Perambulator means a baby carriage or pram; in older use, someone or something that moves about. It is usually pronounced , and today it is still readable to modern audiences, even if it sounds more deliberate than everyday speech.
In plain English, perambulator refers to a baby carriage or pram; in older use, someone or something that moves about. It is most useful when a plain label would tell the truth but miss the tone, flavor, or comic edge.
Perambulator feels absurd because it sounds slightly overengineered, as if English kept bolting on syllables until the word itself became part of the performance.
Perambulator is generally traced to origin uncertain. In modern use, the history matters less than the strong tone the word still carries.
Perambulator is still usable today, especially when you want language that feels more distinctive than the plainest modern alternative.

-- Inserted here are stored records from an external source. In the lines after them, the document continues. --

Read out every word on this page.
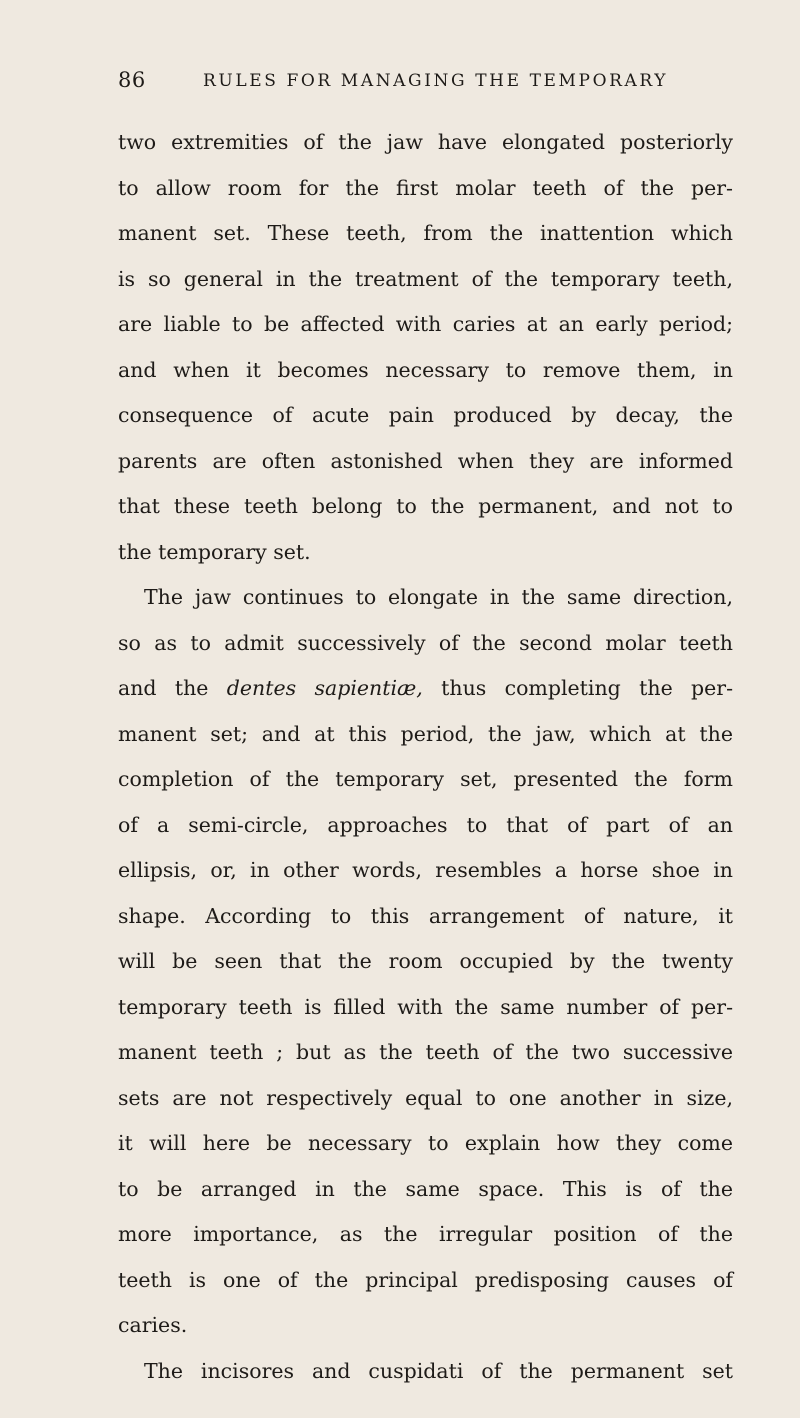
86	RULES FOR MANAGING THE TEMPORARY
two extremities of the jaw have elongated posteriorly
to allow room for the first molar teeth of the per-
manent set. These teeth, from the inattention which
is so general in the treatment of the temporary teeth,
are liable to be affected with caries at an early period;
and when it becomes necessary to remove them, in
consequence of acute pain produced by decay, the
parents are often astonished when they are informed
that these teeth belong to the permanent, and not to
the temporary set.
The jaw continues to elongate in the same direction,
so as to admit successively of the second molar teeth
and the dentes sapientiæ, thus completing the per-
manent set; and at this period, the jaw, which at the
completion of the temporary set, presented the form
of a semi-circle, approaches to that of part of an
ellipsis, or, in other words, resembles a horse shoe in
shape. According to this arrangement of nature, it
will be seen that the room occupied by the twenty
temporary teeth is filled with the same number of per-
manent teeth ; but as the teeth of the two successive
sets are not respectively equal to one another in size,
it will here be necessary to explain how they come
to be arranged in the same space. This is of the
more importance, as the irregular position of the
teeth is one of the principal predisposing causes of
caries.
The incisores and cuspidati of the permanent set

Use perambulator when you want a more vivid, characterful choice than the plain everyday alternative. It works especially well in playful writing, dialogue, and places where tone matters.
bairn, bampot, blether, braw, chinwag
plain speech, everyday wording, straightforward language
Edited by Absurd Words. Last updated: May 9, 2026. See the editorial policy for how definitions, examples, labels, and update checks are handled on the site.